Are his visions real or are they due to the mental illness his mother suffered from? Curtis’ mother left him and his brother in a car when he was ten and was later found scavenging for food in a garbage dump in another state. She was subsequently diagnosed with schizophrenia and is now living in assisted accommodation. Curtis is worried the same thing might happen to him and it’s shattering his nerves because, in the light of his past, his vow and lodestar has been to never abandon his own family.

Is he going crazy? The film renders the ambiguous relation of his visions to reality beautifully through use of point-of-view and almost biblical imagery of the apocalypse: birds dying, clouds gathering, strong winds gathering force, storms approaching. But is it really all in his mind? The agony of Michael Shannon’s face as he ponders this question, and of Chastain’s looks at Shannon whilst he undergoes doubt, are very evocative and seem immediately understandable.  But these scenes also lend themselves to different  interpretations and thus different answers to the question. It’s a richly textured film.

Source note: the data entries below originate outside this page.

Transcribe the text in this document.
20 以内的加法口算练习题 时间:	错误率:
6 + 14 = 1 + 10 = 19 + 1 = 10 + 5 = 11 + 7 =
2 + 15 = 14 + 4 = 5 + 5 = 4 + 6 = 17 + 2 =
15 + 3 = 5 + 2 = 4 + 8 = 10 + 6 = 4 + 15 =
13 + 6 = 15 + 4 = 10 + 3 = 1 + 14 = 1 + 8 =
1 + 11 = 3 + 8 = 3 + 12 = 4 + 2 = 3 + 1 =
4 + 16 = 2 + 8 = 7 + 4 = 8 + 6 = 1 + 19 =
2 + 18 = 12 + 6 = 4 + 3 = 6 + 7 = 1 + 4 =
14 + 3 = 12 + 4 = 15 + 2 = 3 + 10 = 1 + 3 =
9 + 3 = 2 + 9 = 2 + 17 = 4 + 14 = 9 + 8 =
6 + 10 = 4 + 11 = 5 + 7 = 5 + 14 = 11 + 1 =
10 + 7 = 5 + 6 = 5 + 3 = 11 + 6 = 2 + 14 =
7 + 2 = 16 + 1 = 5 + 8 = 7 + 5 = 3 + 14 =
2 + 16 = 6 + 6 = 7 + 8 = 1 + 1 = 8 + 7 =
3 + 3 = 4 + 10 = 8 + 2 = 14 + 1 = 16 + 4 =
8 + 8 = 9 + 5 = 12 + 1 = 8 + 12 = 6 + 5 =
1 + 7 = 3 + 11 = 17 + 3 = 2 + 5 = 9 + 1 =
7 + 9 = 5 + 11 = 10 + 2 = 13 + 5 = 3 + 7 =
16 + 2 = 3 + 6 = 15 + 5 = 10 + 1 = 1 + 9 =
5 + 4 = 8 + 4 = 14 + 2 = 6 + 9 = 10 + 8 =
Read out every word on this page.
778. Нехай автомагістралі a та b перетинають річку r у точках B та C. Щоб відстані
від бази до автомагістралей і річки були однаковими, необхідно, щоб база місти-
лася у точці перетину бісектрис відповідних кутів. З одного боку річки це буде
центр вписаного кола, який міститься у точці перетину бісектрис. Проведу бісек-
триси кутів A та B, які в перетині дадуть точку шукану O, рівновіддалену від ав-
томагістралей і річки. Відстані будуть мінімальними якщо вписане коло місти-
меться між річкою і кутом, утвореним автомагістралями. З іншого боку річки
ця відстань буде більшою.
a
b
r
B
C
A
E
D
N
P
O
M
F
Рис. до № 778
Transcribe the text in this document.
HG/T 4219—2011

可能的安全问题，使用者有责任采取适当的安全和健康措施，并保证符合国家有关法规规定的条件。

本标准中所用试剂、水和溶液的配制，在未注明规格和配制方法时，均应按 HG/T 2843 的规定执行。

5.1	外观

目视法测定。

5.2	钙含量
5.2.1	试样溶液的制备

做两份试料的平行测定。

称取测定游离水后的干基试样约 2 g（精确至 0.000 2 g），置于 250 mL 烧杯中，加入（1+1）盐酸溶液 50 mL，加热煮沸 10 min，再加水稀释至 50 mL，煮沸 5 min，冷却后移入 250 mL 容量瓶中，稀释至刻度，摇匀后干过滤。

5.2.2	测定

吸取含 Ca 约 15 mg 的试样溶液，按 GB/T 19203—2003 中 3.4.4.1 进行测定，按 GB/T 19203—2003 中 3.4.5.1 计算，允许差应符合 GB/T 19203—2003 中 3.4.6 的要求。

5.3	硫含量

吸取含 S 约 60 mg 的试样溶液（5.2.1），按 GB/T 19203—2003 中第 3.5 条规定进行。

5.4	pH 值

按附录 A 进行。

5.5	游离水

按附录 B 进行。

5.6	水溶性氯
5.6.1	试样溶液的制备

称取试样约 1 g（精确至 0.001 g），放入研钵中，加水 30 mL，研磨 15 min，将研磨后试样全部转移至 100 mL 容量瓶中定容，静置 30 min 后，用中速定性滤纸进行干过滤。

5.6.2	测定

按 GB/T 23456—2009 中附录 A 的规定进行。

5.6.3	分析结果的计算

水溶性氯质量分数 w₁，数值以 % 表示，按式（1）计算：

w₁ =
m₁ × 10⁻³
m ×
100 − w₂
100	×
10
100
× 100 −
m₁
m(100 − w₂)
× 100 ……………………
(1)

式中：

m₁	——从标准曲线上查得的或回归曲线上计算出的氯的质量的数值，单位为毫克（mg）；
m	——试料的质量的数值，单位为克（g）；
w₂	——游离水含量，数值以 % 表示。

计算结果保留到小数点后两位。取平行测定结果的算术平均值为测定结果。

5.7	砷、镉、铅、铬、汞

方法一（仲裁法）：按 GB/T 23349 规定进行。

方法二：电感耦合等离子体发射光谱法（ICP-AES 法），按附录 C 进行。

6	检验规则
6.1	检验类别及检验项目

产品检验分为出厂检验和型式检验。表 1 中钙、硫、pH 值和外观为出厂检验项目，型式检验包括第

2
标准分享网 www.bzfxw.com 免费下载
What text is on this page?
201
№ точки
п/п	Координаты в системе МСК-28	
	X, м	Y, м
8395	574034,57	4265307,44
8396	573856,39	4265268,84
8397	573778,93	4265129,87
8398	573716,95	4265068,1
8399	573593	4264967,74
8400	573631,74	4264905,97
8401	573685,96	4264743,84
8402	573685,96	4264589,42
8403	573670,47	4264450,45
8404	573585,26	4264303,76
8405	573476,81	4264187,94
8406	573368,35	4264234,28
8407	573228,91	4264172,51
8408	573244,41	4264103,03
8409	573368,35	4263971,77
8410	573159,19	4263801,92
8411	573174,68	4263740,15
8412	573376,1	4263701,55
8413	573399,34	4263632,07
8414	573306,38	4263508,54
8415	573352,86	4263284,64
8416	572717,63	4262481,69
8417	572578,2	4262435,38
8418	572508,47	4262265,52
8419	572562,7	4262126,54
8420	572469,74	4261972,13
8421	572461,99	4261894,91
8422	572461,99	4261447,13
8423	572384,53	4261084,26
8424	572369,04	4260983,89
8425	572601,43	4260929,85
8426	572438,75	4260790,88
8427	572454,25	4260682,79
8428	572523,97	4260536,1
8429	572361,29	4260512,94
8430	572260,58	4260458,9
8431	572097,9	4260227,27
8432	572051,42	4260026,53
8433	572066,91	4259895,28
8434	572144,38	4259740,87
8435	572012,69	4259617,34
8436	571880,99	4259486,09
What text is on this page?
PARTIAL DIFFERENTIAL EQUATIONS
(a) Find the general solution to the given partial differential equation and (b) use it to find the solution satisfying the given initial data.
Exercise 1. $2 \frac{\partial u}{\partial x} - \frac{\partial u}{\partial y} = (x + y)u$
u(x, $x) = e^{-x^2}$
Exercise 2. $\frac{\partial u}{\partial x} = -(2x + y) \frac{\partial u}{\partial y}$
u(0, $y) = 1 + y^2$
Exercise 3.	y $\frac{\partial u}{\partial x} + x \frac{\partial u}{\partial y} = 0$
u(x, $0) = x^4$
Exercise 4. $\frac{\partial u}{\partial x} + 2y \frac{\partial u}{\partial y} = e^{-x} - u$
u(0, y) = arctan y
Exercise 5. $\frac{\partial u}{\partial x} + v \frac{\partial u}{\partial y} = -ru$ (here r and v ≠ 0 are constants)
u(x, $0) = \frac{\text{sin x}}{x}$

The ending is a weakness; it makes some of the earlier plot befuddling. The film might have been truly great had it had the strength of its convictions and remained a study of schizophrenia rather than end up on the edges of a sci-fi apocalypse; it raises many interesting questions but perhaps need not have raised so many or at least provided more answers to at least some.

Taking Shelter nonetheless reveals a director with insight into the relations amongst men and between men and women; and one with a great feel for small-town life, for character interiority and for poetic imagery. I found it touching and beautiful.